Reviews

Edinburgh review: Wonderman (Underbelly)

A fiery onstage mash-up of Roald Dahl’s stories for adults performed by the National Theatre of Wales

The cast of Wonderman
The cast of Wonderman
© Kirsten McTernan

Most know him for his kids' fiction, but Roald Dahl – who would have turned 100 years-old this September – is also a celebrated writer of adult fiction. His short stories, which can be seen in collections such as Switch Bitch and Kiss Kiss, are brilliantly dark, fleetingly erotic and superbly weird.
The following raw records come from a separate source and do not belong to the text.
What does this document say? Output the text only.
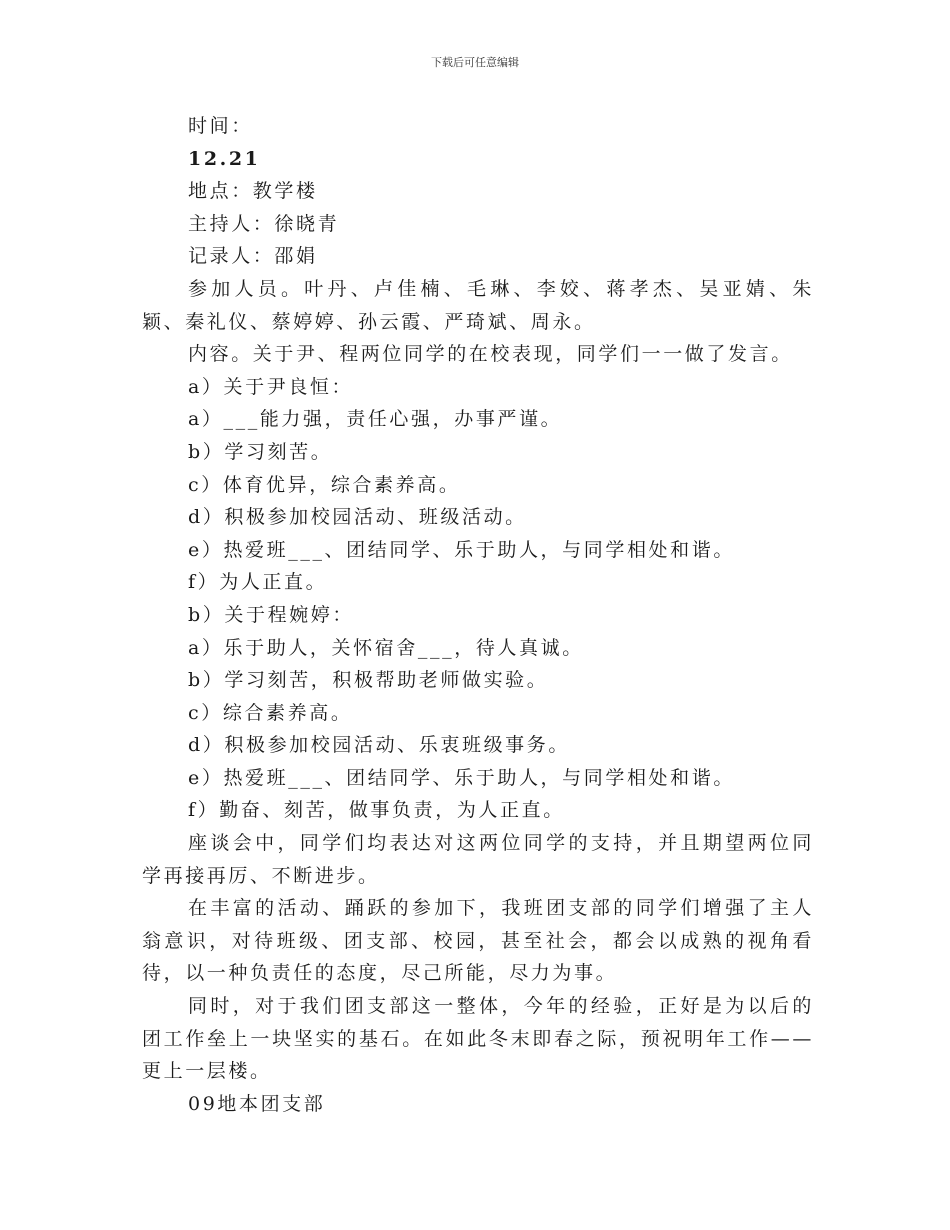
下载后可任意编辑
时间：
12.21
地点：教学楼
主持人：徐晓青
记录人：邵娟
参加人员。叶丹、卢佳楠、毛琳、李姣、蒋孝杰、吴亚婧、朱颖、秦礼仪、蔡婷婷、孙云霞、严琦斌、周永。
内容。关于尹、程两位同学的在校表现，同学们一一做了发言。
a）关于尹良恒：
a）___能力强，责任心强，办事严谨。
b）学习刻苦。
c）体育优异，综合素养高。
d）积极参加校园活动、班级活动。
e）热爱班___、团结同学、乐于助人，与同学相处和谐。
f）为人正直。
b）关于程婉婷：
a）乐于助人，关怀宿舍___，待人真诚。
b）学习刻苦，积极帮助老师做实验。
c）综合素养高。
d）积极参加校园活动、乐衷班级事务。
e）热爱班___、团结同学、乐于助人，与同学相处和谐。
f）勤奋、刻苦，做事负责，为人正直。
座谈会中，同学们均表达对这两位同学的支持，并且期望两位同学再接再厉、不断进步。
在丰富的活动、踊跃的参加下，我班团支部的同学们增强了主人翁意识，对待班级、团支部、校园，甚至社会，都会以成熟的视角看待，以一种负责任的态度，尽己所能，尽力为事。
同时，对于我们团支部这一整体，今年的经验，正好是为以后的团工作垒上一块坚实的基石。在如此冬末即春之际，预祝明年工作——更上一层楼。
09地本团支部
After we've seen a steady stream of stage adaptations of his children's novels, National Theatre of Wales and Gagglebabble have decided it's about time we saw a few of these grown up stories in the theatre too. A play with songs, Wonderman is a fiery mash-up of several of Dahl's yarns, which doesn't quite tap into the delightfully wicked atmosphere that permeates them on the page, but is nevertheless a lot of fun.
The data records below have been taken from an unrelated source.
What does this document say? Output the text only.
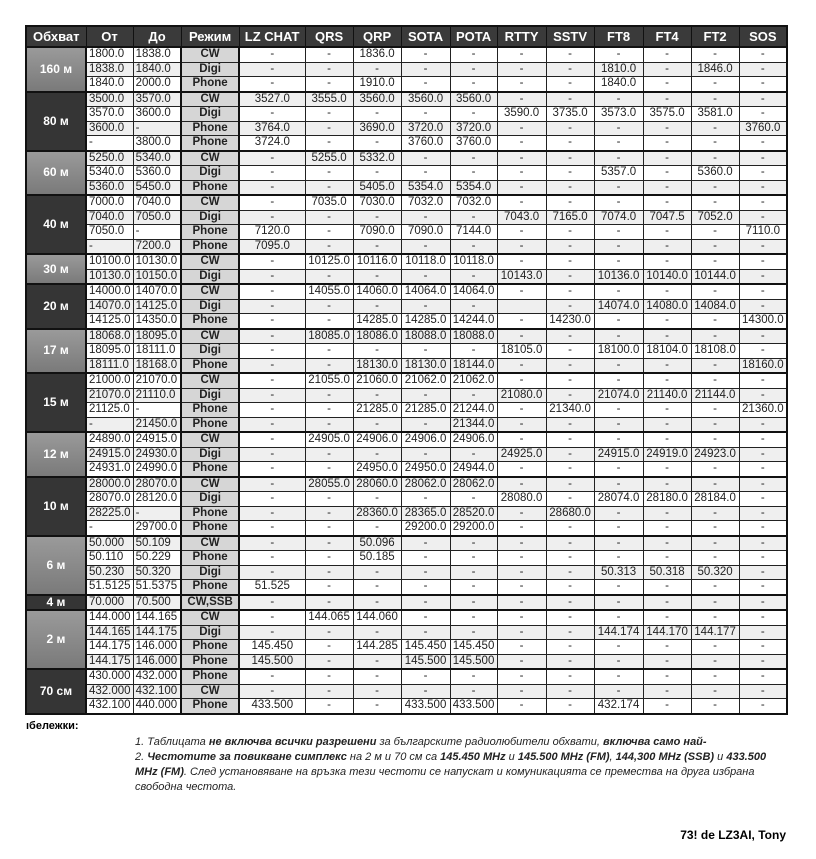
Обхват	От	До	Режим	LZ CHAT	QRS	QRP	SOTA	POTA	RTTY	SSTV	FT8	FT4	FT2	SOS
160 м	1800.0	1838.0	CW	-	-	1836.0	-	-	-	-	-	-	-	-
	1838.0	1840.0	Digi	-	-	-	-	-	-	-	1810.0	-	1846.0	-
	1840.0	2000.0	Phone	-	-	1910.0	-	-	-	-	1840.0	-	-	-
80 м	3500.0	3570.0	CW	3527.0	3555.0	3560.0	3560.0	3560.0	-	-	-	-	-	-
	3570.0	3600.0	Digi	-	-	-	-	-	3590.0	3735.0	3573.0	3575.0	3581.0	-
	3600.0	-	Phone	3764.0	-	3690.0	3720.0	3720.0	-	-	-	-	-	3760.0
	-	3800.0	Phone	3724.0	-	-	3760.0	3760.0	-	-	-	-	-	-
60 м	5250.0	5340.0	CW	-	5255.0	5332.0	-	-	-	-	-	-	-	-
	5340.0	5360.0	Digi	-	-	-	-	-	-	-	5357.0	-	5360.0	-
	5360.0	5450.0	Phone	-	-	5405.0	5354.0	5354.0	-	-	-	-	-	-
40 м	7000.0	7040.0	CW	-	7035.0	7030.0	7032.0	7032.0	-	-	-	-	-	-
	7040.0	7050.0	Digi	-	-	-	-	-	7043.0	7165.0	7074.0	7047.5	7052.0	-
	7050.0	-	Phone	7120.0	-	7090.0	7090.0	7144.0	-	-	-	-	-	7110.0
	-	7200.0	Phone	7095.0	-	-	-	-	-	-	-	-	-	-
30 м	10100.0	10130.0	CW	-	10125.0	10116.0	10118.0	10118.0	-	-	-	-	-	-
	10130.0	10150.0	Digi	-	-	-	-	-	10143.0	-	10136.0	10140.0	10144.0	-
20 м	14000.0	14070.0	CW	-	14055.0	14060.0	14064.0	14064.0	-	-	-	-	-	-
	14070.0	14125.0	Digi	-	-	-	-	-		-	14074.0	14080.0	14084.0	-
	14125.0	14350.0	Phone	-	-	14285.0	14285.0	14244.0	-	14230.0	-	-	-	14300.0
17 м	18068.0	18095.0	CW	-	18085.0	18086.0	18088.0	18088.0	-	-	-	-	-	-
	18095.0	18111.0	Digi	-	-	-	-	-	18105.0	-	18100.0	18104.0	18108.0	-
	18111.0	18168.0	Phone	-	-	18130.0	18130.0	18144.0	-	-	-	-	-	18160.0
15 м	21000.0	21070.0	CW	-	21055.0	21060.0	21062.0	21062.0	-	-	-	-	-	-
	21070.0	21110.0	Digi	-	-	-	-	-	21080.0	-	21074.0	21140.0	21144.0	-
	21125.0	-	Phone	-	-	21285.0	21285.0	21244.0	-	21340.0	-	-	-	21360.0
	-	21450.0	Phone	-	-	-	-	21344.0	-	-	-	-	-	-
12 м	24890.0	24915.0	CW	-	24905.0	24906.0	24906.0	24906.0	-	-	-	-	-	-
	24915.0	24930.0	Digi	-	-	-	-	-	24925.0	-	24915.0	24919.0	24923.0	-
	24931.0	24990.0	Phone	-	-	24950.0	24950.0	24944.0	-	-	-	-	-	-
10 м	28000.0	28070.0	CW	-	28055.0	28060.0	28062.0	28062.0	-	-	-	-	-	-
	28070.0	28120.0	Digi	-	-	-	-	-	28080.0	-	28074.0	28180.0	28184.0	-
	28225.0	-	Phone	-	-	28360.0	28365.0	28520.0	-	28680.0	-	-	-	-
	-	29700.0	Phone	-	-	-	29200.0	29200.0	-	-	-	-	-	-
6 м	50.000	50.109	CW	-	-	50.096	-	-	-	-	-	-	-	-
	50.110	50.229	Phone	-	-	50.185	-	-	-	-	-	-	-	-
	50.230	50.320	Digi	-	-	-	-	-	-	-	50.313	50.318	50.320	-
	51.5125	51.5375	Phone	51.525	-	-	-	-	-	-	-	-	-	-
4 м	70.000	70.500	CW,SSB	-	-	-	-	-	-	-	-	-	-	-
2 м	144.000	144.165	CW	-	144.065	144.060	-	-	-	-	-	-	-	-
	144.165	144.175	Digi	-	-	-	-	-	-	-	144.174	144.170	144.177	-
	144.175	146.000	Phone	145.450	-	144.285	145.450	145.450	-	-	-	-	-	-
	144.175	146.000	Phone	145.500	-	-	145.500	145.500	-	-	-	-	-	-
70 см	430.000	432.000	Phone	-	-	-	-	-	-	-	-	-	-	-
	432.000	432.100	CW	-	-	-	-	-	-	-	-	-	-	-
	432.100	440.000	Phone	433.500	-	-	433.500	433.500	-	-	432.174	-	-	-
ıбележки:
1. Таблицата не включва всички разрешени за българските радиолюбители обхвати, включва само най-
2. Честотите за повикване симплекс на 2 м и 70 см са 145.450 MHz и 145.500 MHz (FM), 144,300 MHz (SSB) и 433.500 MHz (FM). След установяване на връзка тези честоти се напускат и комуникацията се премества на друга избрана свободна честота.
73! de LZ3AI, Tony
There's a sturdy narrative pivot at the heart of the piece – a pilot, wounded after his plane crashed, is in hospital. Oddball characters visit him, arriving through his sick bed delirium. The present morphs into the past and then into his imagination and he becomes the central role in each of the stories. At one point he is whacked on the head by his wife with a massive leg of lamb (Lamb to the Slaughter), at another he is fed cyanide by a sinister landlady (The Landlady). Suddenly he finds himself in Jamaica, where a man bets him that he can't flick his lighter on ten times in a row. If he loses, the man will chop his little finger off (Man From the South).

In between each story we return to the hospital bed, before heading out again into the patient's imagination. The patient is Dahl himself – who actually was wounded after crashing his fighter plane during the second world war. The blow to the head he received and his subsequent weeks of recovery were significant in the forming of the writer he was to become.

The songs, written by Lucy Rivers and Daf James, are punchy and very catchy and are performed by an excellent cast of four, alongside a live band. Amy Leach's direction is simple but very effective – it's a fluid, non-stop journey through the mind of one man and his weird and wonderful stories.

Wonderman runs at the Underbelly at 6.05pm until 28 August.